Sunday, February 21, 2010

Revival

In light of some recent happenings, I have decided to revive the blog. Perhaps readers won’t be quite as intrigued now that I am not technically Living in Contrast, but I think that in some ways I still am, in the way that everyone is.

Naturally, my goals for this blog have changed somewhat. Initially I wanted to tell stories about South Africans I was meeting and experiences that I was having. But when I look back over the last entry, I see that it is more about accomplishing an unfathomable dream.

In many ways life in Columbia has been much more challenging than life in South Africa. Even the most optimistic, hopeful, determined person can be crushed by the pressure of graduation, of reality, and of that word that I hate: future.

I feel like my life has once again become a countdown of time: three months until graduation, four months until I return to Johannesburg, six months until United Airlines will remind me to come back to Kansas City. Ten months until I am 23 and need to prove to myself that I have done something in this world, that the last year has not been a waste, and I have lived to my fullest potential.

Sometimes I get glimpses of what my parents and grandparents have been telling me for years: time goes by quicker than you think. When did I become 22? There are eight years until I am 30. Seriously. Think about that—it is equidistance from 14.  I still feel 14, okay not really… but at least 17. Not 22.

Several years ago I felt a similar perplexity at the loss of time and decided that I would do something remarkable with my life every year. At least that way I can look back on my life and say,

that was the year I ran my first marathon

that was the year I wrote a screenplay

that was the year I left everyone I knew in Portland and came to Missouri

that was the year I went to Johannesburg for five and a half months.

Some year I’ll be 81, looking back on my eightieth year that has just been a tiny fraction – a mere 1/80th-- of my lifetime. A millisecond.

That was the year I learned to knit because damnit, I’m 80.

It doesn’t matter the level of the accomplishment, but if it is remarkable to you in some way (like my aunt who started creating sculptures out of dryer lint) then do it.

If I keep track in this way, will it make my lifetime seem more quantifiable? I’m not sure. Maybe it makes the countdown less maddening.

I talked to my brother last night, trying to get the cliff notes on how to approach graduation and the daunting task of deciding your life. He told me the simplest thing, that of course I knew along, and we all know all along, but just lose sight of: it is the journey that counts, not the destination.

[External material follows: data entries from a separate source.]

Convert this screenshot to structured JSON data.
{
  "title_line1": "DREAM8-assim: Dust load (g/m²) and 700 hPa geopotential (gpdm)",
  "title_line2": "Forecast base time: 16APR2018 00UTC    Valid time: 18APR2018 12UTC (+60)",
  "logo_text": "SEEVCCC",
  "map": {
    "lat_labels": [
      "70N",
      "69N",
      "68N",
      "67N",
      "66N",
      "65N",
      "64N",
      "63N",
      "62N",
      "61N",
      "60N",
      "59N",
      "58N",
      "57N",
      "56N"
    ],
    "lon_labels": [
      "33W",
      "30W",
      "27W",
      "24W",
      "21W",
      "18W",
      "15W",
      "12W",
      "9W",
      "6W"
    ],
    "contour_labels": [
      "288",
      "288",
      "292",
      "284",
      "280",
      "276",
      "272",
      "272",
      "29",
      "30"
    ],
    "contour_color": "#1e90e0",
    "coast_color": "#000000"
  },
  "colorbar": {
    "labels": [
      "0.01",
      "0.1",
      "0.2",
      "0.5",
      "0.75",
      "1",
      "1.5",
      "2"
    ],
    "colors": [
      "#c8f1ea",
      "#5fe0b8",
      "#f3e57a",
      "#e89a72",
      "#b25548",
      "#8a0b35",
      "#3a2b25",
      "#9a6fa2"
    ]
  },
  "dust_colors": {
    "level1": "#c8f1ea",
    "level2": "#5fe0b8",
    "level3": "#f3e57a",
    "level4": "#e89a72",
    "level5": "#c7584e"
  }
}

I am going back to Johannesburg for the World Cup in hopes of jumpstarting an international reporting career. Will it work? I have no idea. Am I terrified? Absolutely. Yes my 22nd year can always be “the year that I graduate,” but for me I know that my remarkable thing must be more than that. Graduation, for many of us, has become a given. Where you direct your life after that is the challenge. So let yourself be remarkable.